1. Real workflow use
- We prefer testing tools inside realistic tasks such as drafting, automation setup, note capture, research, or browser-based document handling.
- We do not treat feature lists as proof of value.
- Where possible, we compare results against the simpler alternative, not just against other AI products.
2. What we evaluate
- Setup friction: how hard it is to get useful output on day one.
- Output quality: whether the tool saves revision time or creates cleanup work.
- Reliability: consistency, limits, and failure modes.
- Privacy and control: whether data stays local, what gets uploaded, and how much permission the product requires.
- Value: whether paid tiers are justified for the target user.
3. Evidence requirements
- For reviews and comparisons, we verify current pricing and plan details against official vendor pages.

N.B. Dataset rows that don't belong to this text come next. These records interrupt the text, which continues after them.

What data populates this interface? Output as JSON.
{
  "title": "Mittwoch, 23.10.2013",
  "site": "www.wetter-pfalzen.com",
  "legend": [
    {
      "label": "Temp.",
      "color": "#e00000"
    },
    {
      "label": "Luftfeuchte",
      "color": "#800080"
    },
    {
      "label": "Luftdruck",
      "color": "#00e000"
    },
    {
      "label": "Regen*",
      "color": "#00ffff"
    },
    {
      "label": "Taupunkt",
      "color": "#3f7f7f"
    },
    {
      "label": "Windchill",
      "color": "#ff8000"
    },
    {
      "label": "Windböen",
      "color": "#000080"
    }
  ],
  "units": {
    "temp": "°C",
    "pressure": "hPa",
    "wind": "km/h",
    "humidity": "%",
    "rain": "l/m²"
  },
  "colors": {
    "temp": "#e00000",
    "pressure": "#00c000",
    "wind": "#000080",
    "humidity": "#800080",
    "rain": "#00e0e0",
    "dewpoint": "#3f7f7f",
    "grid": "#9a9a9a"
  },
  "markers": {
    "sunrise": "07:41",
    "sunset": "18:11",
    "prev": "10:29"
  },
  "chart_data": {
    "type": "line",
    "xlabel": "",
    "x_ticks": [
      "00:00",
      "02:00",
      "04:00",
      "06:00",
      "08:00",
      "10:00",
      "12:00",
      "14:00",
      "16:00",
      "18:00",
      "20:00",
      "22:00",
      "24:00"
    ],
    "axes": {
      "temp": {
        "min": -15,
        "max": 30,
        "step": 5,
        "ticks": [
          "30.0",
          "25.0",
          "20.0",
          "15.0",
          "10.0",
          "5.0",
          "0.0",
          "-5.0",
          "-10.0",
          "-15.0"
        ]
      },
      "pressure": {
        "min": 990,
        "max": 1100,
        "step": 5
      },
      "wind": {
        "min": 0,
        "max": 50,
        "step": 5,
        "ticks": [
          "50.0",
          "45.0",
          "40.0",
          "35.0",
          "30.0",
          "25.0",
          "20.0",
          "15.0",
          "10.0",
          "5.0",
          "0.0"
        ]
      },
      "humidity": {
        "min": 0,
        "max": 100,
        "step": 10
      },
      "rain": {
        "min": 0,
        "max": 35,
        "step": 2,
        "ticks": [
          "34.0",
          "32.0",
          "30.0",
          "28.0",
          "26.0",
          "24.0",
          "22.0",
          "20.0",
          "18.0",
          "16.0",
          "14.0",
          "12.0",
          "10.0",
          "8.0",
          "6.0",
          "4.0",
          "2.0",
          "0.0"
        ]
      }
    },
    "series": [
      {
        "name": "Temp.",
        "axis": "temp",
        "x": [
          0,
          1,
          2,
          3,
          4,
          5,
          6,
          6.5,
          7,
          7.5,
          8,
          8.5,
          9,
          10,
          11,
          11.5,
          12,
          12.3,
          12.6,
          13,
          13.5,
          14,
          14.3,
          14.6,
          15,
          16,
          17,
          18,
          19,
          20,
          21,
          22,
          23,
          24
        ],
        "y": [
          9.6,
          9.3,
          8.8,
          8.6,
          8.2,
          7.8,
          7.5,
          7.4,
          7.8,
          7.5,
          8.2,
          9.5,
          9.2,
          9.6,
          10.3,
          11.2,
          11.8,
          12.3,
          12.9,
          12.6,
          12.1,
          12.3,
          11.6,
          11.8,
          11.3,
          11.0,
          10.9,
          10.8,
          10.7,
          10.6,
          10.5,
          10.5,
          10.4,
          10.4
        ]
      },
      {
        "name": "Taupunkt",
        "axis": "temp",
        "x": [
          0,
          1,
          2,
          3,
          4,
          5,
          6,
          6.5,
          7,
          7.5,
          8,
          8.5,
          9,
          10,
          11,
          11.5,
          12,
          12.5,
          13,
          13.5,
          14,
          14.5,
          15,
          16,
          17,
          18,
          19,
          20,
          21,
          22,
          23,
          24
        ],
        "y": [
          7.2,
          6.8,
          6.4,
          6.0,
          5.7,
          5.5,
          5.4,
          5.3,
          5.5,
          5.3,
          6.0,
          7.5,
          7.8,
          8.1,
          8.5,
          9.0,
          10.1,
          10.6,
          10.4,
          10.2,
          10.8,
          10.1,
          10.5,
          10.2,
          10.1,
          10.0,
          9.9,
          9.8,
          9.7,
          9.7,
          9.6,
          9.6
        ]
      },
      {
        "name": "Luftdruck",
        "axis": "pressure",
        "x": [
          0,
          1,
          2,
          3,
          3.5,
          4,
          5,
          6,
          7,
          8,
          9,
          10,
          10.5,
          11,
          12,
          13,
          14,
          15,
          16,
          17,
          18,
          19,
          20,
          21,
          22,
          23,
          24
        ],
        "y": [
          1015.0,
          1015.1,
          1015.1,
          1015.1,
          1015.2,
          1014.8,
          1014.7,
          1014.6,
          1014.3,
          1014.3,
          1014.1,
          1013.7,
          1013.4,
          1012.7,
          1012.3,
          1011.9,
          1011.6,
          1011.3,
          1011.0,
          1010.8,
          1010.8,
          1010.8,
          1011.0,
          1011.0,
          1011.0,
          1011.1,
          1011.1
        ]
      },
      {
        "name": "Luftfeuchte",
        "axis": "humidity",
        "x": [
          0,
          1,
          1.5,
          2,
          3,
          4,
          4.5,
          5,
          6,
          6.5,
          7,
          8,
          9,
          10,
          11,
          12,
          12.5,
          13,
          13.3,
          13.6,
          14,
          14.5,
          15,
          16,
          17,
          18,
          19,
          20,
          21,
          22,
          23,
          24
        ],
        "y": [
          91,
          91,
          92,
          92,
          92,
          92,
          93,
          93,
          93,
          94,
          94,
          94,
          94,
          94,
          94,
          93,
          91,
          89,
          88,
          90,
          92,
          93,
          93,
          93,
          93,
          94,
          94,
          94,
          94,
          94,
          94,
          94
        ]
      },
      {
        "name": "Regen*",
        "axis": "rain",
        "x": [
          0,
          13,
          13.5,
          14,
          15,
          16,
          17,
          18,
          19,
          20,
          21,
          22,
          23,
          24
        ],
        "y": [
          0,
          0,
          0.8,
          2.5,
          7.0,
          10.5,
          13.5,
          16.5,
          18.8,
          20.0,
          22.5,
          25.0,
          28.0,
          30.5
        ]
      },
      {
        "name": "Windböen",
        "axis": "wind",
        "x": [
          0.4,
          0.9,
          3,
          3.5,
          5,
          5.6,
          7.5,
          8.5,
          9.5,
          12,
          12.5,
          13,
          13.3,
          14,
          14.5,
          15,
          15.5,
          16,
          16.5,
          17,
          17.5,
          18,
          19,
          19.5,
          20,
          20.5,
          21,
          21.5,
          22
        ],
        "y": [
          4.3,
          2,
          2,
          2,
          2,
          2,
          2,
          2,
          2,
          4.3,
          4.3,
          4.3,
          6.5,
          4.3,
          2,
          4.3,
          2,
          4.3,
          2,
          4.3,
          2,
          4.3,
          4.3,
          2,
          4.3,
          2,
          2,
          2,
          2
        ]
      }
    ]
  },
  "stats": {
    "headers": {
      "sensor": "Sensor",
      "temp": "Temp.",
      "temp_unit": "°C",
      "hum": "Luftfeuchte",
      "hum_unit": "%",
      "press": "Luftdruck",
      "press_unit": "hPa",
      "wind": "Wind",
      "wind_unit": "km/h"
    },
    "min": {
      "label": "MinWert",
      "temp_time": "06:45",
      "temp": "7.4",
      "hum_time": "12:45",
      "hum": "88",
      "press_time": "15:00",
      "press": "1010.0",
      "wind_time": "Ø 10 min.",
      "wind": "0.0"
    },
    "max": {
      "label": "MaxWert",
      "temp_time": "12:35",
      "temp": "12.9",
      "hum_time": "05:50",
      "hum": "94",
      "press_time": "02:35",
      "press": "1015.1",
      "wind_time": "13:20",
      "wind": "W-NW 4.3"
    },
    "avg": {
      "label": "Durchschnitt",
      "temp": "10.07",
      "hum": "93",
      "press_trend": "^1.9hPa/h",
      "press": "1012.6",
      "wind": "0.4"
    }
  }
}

- For browser-based tools we build ourselves, we test core flows locally before release and keep instructions close to the interface.
- When a conclusion is based on a short evaluation rather than long-term use, we should say so plainly.
4. What we avoid
- We do not recommend a tool only because it is popular.
- We do not hide meaningful drawbacks to preserve affiliate revenue.
- We do not publish comparison pages without checking time-sensitive claims first.
5. Review cadence
AI tools change quickly, so important evergreen pages are revisited on a rolling basis. When a material change affects a recommendation, we update the article and refresh its verification date.